I would like to know how to make it, so that when I zoom-in, the level of detail is good like in SV. What is the concept behind this kind of implementation?
The main idea is that each pixel width on the horizontal axis should correspond to the peak sample value for the range of audio samples covered by that pixel. In most cases, peak values are more useful and recognisable to the user than averages, and since the peak of a range of peak values is the same as the peak of the underlying samples covered by that range, that means you can generate a peak cache at an intermediate resolution and refer to it whenever the view is zoomed out at that resolution or further.
Many audio editors restrict the permissible zoom levels to power-of-two samples-per-pixel. This means you can scan the audio file when it is first loaded and generate a peak cache at (say) 64 samples per cache element (meaning that each value in the cache represents the peak value found in a contiguous 64-sample range of the file). Then, in order to display a waveform at (say) 256 samples per pixel, it is necessary only to scan the cache and take the peak of each consecutive set of 4 cache values to generate each pixel level. (If the user zooms in closer than 64 samples per pixel, you just read the relevant section of the audio file directly instead.)
Sonic Visualiser varies this slightly in permitting zoom levels at power-of-sqrt-two samples per pixel (i.e. twice as many zoom resolutions as the most naive implementation) but the basic principle is as described. The cache code is in svcore/data/model/WaveFileModel.cpp.
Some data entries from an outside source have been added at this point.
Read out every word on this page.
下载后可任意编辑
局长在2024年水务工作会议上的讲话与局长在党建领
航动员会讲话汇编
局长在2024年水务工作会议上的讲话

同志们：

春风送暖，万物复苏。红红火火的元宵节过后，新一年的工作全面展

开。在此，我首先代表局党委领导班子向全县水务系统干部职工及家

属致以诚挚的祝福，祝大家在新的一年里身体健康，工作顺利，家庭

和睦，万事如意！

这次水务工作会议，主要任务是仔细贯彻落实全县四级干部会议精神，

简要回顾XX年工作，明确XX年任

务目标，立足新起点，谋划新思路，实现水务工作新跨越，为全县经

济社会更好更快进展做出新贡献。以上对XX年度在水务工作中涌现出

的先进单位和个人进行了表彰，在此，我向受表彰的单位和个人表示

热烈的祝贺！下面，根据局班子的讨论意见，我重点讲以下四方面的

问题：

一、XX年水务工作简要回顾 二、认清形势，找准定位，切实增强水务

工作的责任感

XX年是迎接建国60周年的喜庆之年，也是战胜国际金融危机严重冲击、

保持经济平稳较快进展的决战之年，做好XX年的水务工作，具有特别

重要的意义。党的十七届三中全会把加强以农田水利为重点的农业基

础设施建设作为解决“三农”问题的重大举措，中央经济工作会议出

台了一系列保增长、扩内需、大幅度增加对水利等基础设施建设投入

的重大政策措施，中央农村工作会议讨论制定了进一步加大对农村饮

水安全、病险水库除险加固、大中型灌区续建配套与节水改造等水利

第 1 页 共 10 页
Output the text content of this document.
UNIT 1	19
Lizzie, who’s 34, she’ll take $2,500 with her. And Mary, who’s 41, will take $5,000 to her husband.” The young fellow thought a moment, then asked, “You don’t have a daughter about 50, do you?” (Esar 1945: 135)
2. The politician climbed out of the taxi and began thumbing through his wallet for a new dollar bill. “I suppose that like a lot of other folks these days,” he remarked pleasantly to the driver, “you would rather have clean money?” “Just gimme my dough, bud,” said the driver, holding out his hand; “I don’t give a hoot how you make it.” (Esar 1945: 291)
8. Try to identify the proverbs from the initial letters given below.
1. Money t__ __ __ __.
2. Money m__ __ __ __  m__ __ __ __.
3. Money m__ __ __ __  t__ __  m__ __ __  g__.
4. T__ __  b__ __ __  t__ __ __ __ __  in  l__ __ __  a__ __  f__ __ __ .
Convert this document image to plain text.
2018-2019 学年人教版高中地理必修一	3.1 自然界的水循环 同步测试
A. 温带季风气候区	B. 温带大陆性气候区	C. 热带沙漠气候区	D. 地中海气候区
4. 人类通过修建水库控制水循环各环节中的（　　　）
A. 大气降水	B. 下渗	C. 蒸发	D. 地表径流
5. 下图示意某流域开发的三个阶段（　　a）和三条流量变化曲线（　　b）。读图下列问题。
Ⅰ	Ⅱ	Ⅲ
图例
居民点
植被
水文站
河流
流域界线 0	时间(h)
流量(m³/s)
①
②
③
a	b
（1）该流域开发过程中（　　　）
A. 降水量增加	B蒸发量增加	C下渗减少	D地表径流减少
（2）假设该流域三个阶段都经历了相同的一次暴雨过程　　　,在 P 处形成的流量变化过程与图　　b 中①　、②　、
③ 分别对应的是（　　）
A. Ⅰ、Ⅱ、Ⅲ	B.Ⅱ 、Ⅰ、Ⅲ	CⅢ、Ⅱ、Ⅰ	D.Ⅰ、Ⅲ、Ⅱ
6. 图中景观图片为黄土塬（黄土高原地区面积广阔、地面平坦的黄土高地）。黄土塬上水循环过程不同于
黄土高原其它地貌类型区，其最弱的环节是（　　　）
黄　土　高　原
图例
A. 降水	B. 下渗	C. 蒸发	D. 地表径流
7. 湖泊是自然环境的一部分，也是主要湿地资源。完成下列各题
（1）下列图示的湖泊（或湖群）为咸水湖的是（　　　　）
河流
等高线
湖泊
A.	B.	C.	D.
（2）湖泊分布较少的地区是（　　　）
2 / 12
Incidentally, ensuring that the preview remains consistent and no peaks are missed when scrolling (as well as when zooming) also takes care. The main thing is to remember that each pixel represents a range of the underlying audio file and ensure that the range is preserved -- i.e. work from pixel resolution back to file resolution ("what is the file range for this pixel? which samples contribute to it?") rather than the other way around.